Getting tired of all the tourists? Petite Martinique (PM), the northernmost outpost of Grenada, is small and authentic without a tourist bone in its body. I love to overnight here, take a long walk, and have a meal ashore. It is a good place to look for bargains on beer, liquor, and wine. The inhabitants live by boatbuilding and seafaring (and, in days of old, smuggling). Fishing has always been important, and currently, long-line tuna fishing is very successful. Many vessels lie at anchor and the docks are far busier than the roads. The fancy new houses are recent, but some of the older wooden pitched-roof houses are photogenic, especially at the eastern end of the island. PM is larger than it looks. If you turn right from the dock the road winds round the south side of the island. It is possible to walk all the way around, but the eastern part is a thorny scramble with no real trail. You will find the people here friendly and welcoming, and the island has several shops and a restaurant. For the adventurous explorer and snorkeller Fota and Petite Dominique are within range of a seaworthy dinghy.

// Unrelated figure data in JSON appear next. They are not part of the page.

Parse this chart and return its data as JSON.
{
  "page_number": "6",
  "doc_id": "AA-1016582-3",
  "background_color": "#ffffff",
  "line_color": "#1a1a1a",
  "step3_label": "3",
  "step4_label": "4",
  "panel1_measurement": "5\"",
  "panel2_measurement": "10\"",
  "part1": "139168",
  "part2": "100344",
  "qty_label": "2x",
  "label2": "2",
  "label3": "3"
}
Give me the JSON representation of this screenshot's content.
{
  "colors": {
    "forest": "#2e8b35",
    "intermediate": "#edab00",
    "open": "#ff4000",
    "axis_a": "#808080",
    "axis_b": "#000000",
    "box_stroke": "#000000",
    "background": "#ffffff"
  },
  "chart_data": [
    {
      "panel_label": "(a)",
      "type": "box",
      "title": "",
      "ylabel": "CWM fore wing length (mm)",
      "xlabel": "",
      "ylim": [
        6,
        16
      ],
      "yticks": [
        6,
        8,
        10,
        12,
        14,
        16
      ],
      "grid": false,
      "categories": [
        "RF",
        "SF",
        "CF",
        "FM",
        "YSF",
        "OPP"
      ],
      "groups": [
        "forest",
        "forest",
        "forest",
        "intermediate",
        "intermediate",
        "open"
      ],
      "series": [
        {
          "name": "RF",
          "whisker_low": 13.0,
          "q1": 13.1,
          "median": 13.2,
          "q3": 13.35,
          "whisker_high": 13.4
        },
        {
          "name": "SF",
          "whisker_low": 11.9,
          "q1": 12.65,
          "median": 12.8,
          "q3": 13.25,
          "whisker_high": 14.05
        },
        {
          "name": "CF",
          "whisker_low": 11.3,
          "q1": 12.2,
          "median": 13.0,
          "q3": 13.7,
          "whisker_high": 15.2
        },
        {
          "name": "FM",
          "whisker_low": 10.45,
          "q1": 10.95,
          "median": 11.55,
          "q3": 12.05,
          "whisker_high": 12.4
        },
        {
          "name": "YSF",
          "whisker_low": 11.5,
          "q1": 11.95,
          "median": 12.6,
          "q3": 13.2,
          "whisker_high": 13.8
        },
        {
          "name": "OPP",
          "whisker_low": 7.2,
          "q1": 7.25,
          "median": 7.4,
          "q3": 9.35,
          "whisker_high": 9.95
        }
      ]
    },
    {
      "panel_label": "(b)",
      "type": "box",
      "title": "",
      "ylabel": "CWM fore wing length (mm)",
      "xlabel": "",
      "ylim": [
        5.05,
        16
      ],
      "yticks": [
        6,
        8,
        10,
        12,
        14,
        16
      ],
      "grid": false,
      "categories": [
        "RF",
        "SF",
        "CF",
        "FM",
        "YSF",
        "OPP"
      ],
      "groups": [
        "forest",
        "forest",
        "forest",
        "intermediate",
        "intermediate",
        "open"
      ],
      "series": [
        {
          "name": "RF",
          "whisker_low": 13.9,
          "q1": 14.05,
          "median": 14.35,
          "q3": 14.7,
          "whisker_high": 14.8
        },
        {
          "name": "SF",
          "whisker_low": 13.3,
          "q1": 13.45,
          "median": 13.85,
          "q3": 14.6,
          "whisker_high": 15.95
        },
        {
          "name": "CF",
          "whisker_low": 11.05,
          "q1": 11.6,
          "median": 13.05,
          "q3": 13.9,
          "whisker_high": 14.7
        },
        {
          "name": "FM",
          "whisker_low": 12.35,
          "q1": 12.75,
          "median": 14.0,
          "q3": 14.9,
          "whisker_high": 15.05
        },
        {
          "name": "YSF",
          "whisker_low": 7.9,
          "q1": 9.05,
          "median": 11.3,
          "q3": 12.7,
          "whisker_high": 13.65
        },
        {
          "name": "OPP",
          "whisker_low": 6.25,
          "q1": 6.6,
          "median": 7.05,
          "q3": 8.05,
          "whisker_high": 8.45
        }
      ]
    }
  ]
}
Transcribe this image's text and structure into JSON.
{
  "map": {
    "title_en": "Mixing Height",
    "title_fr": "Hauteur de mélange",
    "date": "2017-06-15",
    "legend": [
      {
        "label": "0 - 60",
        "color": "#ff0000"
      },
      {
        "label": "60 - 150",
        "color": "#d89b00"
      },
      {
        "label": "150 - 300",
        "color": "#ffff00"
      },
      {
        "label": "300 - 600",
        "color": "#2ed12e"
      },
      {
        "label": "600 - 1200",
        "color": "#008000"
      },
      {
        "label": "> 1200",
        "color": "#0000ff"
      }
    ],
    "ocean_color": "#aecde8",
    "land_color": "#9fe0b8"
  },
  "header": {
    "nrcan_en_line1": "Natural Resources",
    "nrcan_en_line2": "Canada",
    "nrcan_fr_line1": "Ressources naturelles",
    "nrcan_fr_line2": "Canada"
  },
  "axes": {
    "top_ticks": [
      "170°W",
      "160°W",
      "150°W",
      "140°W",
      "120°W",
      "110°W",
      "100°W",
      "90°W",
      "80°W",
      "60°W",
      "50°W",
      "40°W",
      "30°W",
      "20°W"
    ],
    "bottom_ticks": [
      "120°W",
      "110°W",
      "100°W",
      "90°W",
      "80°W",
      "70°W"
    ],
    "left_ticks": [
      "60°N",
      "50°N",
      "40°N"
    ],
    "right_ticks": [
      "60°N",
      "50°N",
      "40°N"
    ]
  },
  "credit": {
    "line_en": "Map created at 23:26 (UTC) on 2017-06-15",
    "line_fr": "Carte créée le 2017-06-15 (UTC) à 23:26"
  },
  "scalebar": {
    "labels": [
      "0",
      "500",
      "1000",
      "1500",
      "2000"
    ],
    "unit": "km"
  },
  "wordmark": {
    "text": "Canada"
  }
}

If you come from Carriacou and are returning to Grenada, leaving from PM sets you up for a good sail down Grenada’s East coast.
The holding in PM is in soft mud and not always easy. Use plenty of scope, and if it is blowing hard, use your engine to keep the boat in place to allow the anchor time to sink into the mud before you put strain on it.
The best thing is to eat at the Palm Beach Restaurant, then you may pick up one of their two free customer moorings off their dock, both marked with a tall red flag attached to the end of the mooring line (just lift the flag and the line comes with it). For customers wishing to stay longer than a couple nights, and for non-customers, they charge $50 EC per night for the moorings.
If you do have a problem, a big, shallow (8- to 12-foot deep) patch of easy anchoring sand is clearly visible about half a mile north and a little east of the docks. It is a fair dinghy ride in, but okay.